Polyether Polyurethanes: Biostable or Not?

Certain polyether polyurethanes have been shown to be biostable in long-term implant studies. Others retain good bulk properties, but have been shown to develop cracks on their tissue contacting surfaces. Two cracking mechanisms have been identified, in vivo stress cracking and metal ion oxidation. Stress cracking is the result of an interaction between the in vivo mammalian environment and residual stress (strain) in the implanted polymer. Mild autooxidation can be initiated by stress cracking. More extensive autooxidation can be initiated and propagated by corrosion of metallic device components, especially the corrosion products of cobalt. Both mechanisms are controllable, thus, do not necessarily preclude the use of polyether polyurethanes in implantable devices.

The in vivo auto-oxidation of polyether polyurethane by metal ions

The first large scale use of polyether polyurethane elastomers in long term human implants was as insulation for cardiac and neurologic pacing leads. While the performance of these polymers has generally been very good over a 14-year period, several failure mechanisms have been discovered that involve interactions between the devices, materials and the body. One of these is auto-oxidation of soft segment ether through the intermediate action of certain transition metal ions, derived from conductor wires by corrosion processes. Biologically produced oxidants appear to be an accelerating factor. In this study, Pellethane 2363-80A tubing containing conductor coils or mandrels of various metals or controls were implanted in rabbits. Explants were analyzed as a function of implant time by optical and scanning electron microscopy, electron dispersive analysis by X-ray, stress-strain, FTIR, GPC and AA spectrophotometry. Only cobalt produced bulk oxidative degradation while surface damage was found in the presence of cobalt bearing alloys. No evidence of significant auto-oxidation was found in the presence of silver, nickel, chromium, molybdenum, iron, titanium, platinum, 304 stainless steel, glass or empty tubing. The combination of polyether polyurethane and metals (especially those containing cobalt) in an implantable device must be carefully evaluated for biostability prior to human use.

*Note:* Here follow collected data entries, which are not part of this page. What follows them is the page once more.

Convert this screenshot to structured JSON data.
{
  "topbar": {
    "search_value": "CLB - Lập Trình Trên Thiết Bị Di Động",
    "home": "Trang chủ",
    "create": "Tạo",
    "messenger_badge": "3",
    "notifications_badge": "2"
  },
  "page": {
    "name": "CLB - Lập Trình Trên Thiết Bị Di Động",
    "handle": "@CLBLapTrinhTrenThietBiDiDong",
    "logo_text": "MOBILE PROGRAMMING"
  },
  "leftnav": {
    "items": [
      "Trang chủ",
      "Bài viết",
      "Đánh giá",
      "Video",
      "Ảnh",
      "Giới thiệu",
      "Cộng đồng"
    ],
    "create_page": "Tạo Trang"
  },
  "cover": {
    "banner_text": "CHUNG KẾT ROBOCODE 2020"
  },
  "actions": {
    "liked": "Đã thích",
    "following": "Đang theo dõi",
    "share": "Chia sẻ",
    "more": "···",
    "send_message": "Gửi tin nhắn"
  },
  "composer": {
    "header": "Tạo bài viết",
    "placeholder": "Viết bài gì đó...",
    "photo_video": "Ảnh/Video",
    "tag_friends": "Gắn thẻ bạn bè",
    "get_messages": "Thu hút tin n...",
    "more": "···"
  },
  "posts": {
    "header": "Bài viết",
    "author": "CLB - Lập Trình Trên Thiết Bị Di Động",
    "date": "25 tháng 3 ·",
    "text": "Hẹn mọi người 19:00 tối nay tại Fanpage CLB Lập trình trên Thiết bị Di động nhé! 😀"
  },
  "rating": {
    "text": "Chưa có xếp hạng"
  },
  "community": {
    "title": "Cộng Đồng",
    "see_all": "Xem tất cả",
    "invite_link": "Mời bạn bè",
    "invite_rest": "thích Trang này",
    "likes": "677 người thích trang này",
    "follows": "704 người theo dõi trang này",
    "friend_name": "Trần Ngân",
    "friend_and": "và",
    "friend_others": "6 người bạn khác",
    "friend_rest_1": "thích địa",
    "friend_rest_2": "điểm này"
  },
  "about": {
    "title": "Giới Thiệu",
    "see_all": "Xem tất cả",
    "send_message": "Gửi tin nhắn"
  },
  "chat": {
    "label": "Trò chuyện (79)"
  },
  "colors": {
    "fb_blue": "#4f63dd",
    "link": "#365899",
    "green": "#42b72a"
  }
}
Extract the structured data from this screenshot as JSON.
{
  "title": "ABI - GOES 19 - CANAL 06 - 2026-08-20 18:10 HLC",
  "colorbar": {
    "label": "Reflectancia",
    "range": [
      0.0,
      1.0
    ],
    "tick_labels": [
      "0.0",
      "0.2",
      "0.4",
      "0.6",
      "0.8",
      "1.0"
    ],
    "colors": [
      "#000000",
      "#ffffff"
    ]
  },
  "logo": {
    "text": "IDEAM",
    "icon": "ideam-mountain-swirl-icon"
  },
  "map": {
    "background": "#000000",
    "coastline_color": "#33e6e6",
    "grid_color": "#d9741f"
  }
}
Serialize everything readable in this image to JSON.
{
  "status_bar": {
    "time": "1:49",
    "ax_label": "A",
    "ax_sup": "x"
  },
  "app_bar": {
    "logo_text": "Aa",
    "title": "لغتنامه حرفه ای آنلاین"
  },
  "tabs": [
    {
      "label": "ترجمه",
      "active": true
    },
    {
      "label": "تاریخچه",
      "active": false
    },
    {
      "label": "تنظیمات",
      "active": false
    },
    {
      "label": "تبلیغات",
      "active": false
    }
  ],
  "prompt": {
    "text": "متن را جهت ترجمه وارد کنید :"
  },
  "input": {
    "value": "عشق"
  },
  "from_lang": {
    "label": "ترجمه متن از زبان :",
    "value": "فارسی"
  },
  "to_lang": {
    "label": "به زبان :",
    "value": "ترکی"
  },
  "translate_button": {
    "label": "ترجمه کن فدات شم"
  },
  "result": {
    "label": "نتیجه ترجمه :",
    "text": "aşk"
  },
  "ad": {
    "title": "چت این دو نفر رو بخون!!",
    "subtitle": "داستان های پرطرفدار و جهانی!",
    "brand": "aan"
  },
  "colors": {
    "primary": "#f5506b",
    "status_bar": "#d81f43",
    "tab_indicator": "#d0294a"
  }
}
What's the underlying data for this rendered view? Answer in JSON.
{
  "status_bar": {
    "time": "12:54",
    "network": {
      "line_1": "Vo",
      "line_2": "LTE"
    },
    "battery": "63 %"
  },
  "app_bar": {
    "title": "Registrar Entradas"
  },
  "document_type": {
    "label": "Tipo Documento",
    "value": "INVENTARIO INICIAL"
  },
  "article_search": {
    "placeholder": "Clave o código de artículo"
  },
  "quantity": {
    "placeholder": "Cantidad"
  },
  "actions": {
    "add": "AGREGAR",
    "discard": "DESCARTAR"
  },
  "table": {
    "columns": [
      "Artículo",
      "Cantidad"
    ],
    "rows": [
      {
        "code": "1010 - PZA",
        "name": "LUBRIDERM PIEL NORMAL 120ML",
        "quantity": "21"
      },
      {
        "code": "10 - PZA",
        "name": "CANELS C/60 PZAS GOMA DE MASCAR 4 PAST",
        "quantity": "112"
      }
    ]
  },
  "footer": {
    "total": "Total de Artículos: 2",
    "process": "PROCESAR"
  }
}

Autooxidative Degradation of Implanted Polyether Polyurethane Devices

While certain polyether polyurethanes have been shown to be biostable, undesirable interactions between polymer, the body environment and device can occur. For example, the corrosion products of metallic parts can cause relatively rapid autooxidation of polyether soft segments. This phenomenon was first demonstrated in our laboratories by immersing polyurethane test specimens in metal ion solutions of different oxidation potentials. Subsequently, the mechanism was reasonably duplicated by immersing Pellethane 2363-80A insulated cardiac pacing leads in 3%, 37°C hydrogen peroxide. In vivo studies after 1 year show that corrosion products from pure Co and Fe produce the most rapid degradation of the polyurethane.

Factors and Interactions Affecting the Performance of Polyurethane Elastomers in Medical Devices

Polyurethanes offer the greatest versatility in compositions and properties of any family of polymers. For implantable medical devices, a few specific elastomeric polyurethane compositions have demonstrated a combination of toughness, durability, biocompatibility and biostability not achieved by any other available material. Because of the complex behavior of implantable polyurethanes in the body environment, designers and fabricators of polyurethane-containing devices must pay particular attention to the choice of composition and design of components. Subsequent treatment during qualification, fabrication, sterilization, storage, implantation, in vivo operation and explantation also determine the performance and provide the means for assessing the efficacy of the polyurethane in the implanted device.